Muitos tutores associam a menor disposição de brincar e o jeito mais lento de seus gatos ao envelhecimento. Em muitos casos, esses comportamentos escondem dor crônica, segundo pesquisas que ajudam a identificar desconforto felino de forma mais precisa.

A linguagem dos gatos para sinalizar dor é sutil. Mudanças na postura, nos hábitos e na expressão facial aparecem antes de sintomas evidentes, permitindo diagnóstico precoce e tratamento adequado, quando há dor crônica envolvida.

A ferramenta central é a Feline Grimace Scale (FGS), uma escala que avalia dor a partir de cinco traços faciais. Ela foi validada em estudo publicado na Scientific Reports, em 2019, liderado por Marina C. Evangelista.

O que diz a pesquisa

Em 2025, estudo na The Veterinary Journal avaliou a estrutura e a precisão da FGS. Concluiu que gatos com dor apresentam pontuações maiores na escala em comparação com animais sem desconforto.

Os pesquisadores também identificaram quais características faciais possuem maior valor diagnóstico durante a avaliação clínica, fortalecendo a ferramenta para uso veterinário diário.

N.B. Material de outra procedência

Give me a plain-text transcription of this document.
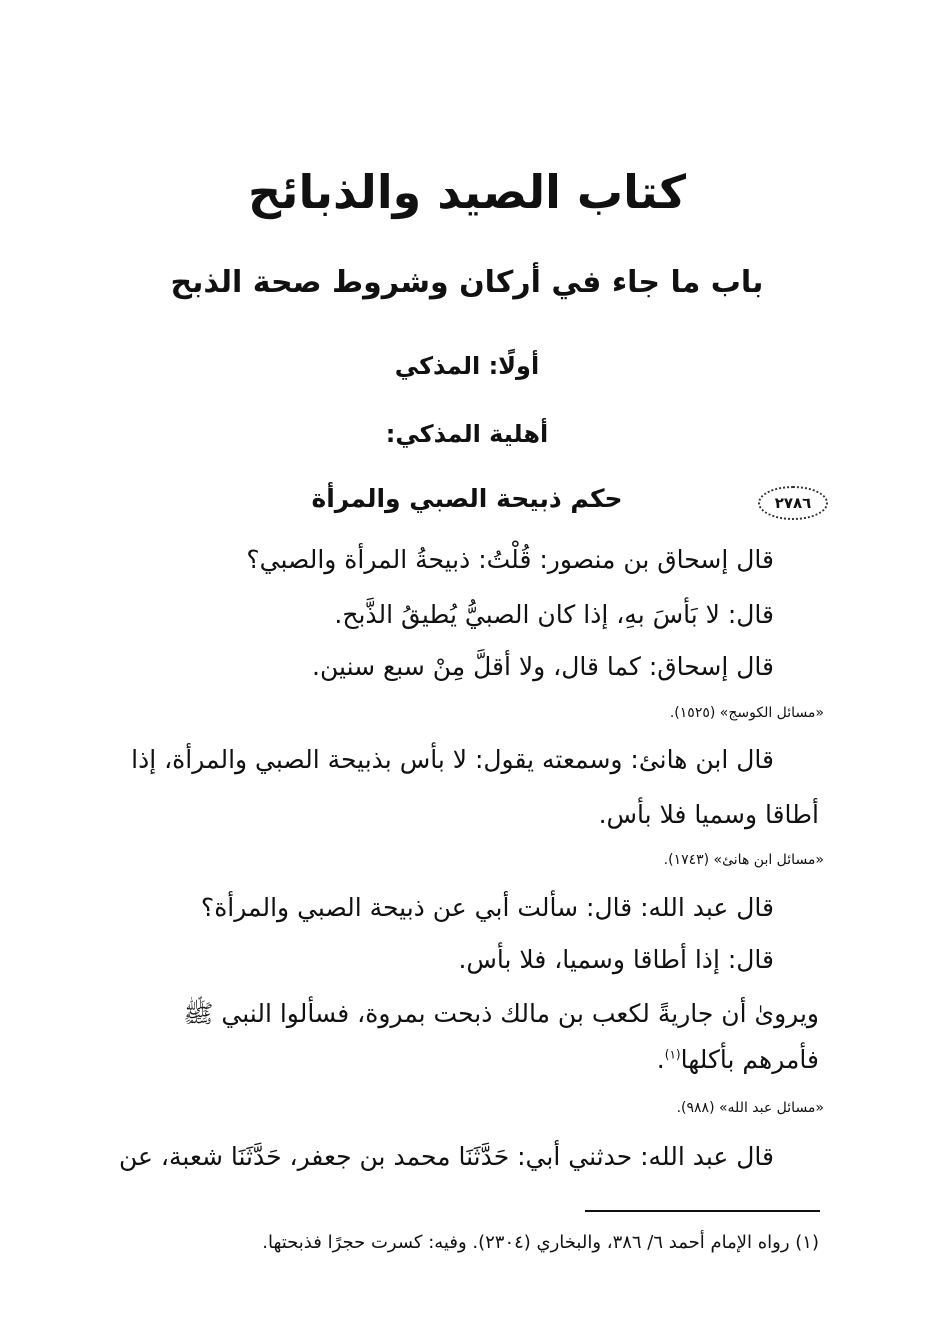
كتاب الصيد والذبائح
باب ما جاء في أركان وشروط صحة الذبح
أولًا: المذكي
أهلية المذكي:
٢٧٨٦
حكم ذبيحة الصبي والمرأة
قال إسحاق بن منصور: قُلْتُ: ذبيحةُ المرأة والصبي؟
قال: لا بَأسَ بهِ، إذا كان الصبيُّ يُطيقُ الذَّبح.
قال إسحاق: كما قال، ولا أقلَّ مِنْ سبع سنين.
«مسائل الكوسج» (١٥٢٥).
قال ابن هانئ: وسمعته يقول: لا بأس بذبيحة الصبي والمرأة، إذا
أطاقا وسميا فلا بأس.
«مسائل ابن هانئ» (١٧٤٣).
قال عبد الله: قال: سألت أبي عن ذبيحة الصبي والمرأة؟
قال: إذا أطاقا وسميا، فلا بأس.
ويروىٰ أن جاريةً لكعب بن مالك ذبحت بمروة، فسألوا النبي ﷺ
فأمرهم بأكلها$^{(١)}$.
«مسائل عبد الله» (٩٨٨).
قال عبد الله: حدثني أبي: حَدَّثَنَا محمد بن جعفر، حَدَّثَنَا شعبة، عن
(١) رواه الإمام أحمد ٦/ ٣٨٦، والبخاري (٢٣٠٤). وفيه: كسرت حجرًا فذبحتها.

Além do rosto, o corpo conta

A observação corporal complemente a avaliação facial. Gatos com dor podem manter cauda próxima ao corpo, adotar postura encolhida e apresentar movimentos mais cautelosos ao caminhar.

Esse conjunto de sinais, quando associado às expressões faciais, indica que o problema pode ir além do envelhecimento natural.

Quando buscar ajuda

Nenhum sinal isolado basta; a combinação de expressão, comportamento e postura é essencial. Se o gato evita saltos, dorme mais ou tem alterações persistentes nos olhos, orelhas ou cauda, é hora de consultar um veterinário.

O lado positivo é que muitas causas de dor crônica têm tratamento. Quanto mais cedo a condição for identificada, maiores as chances de melhoria na qualidade de vida do animal.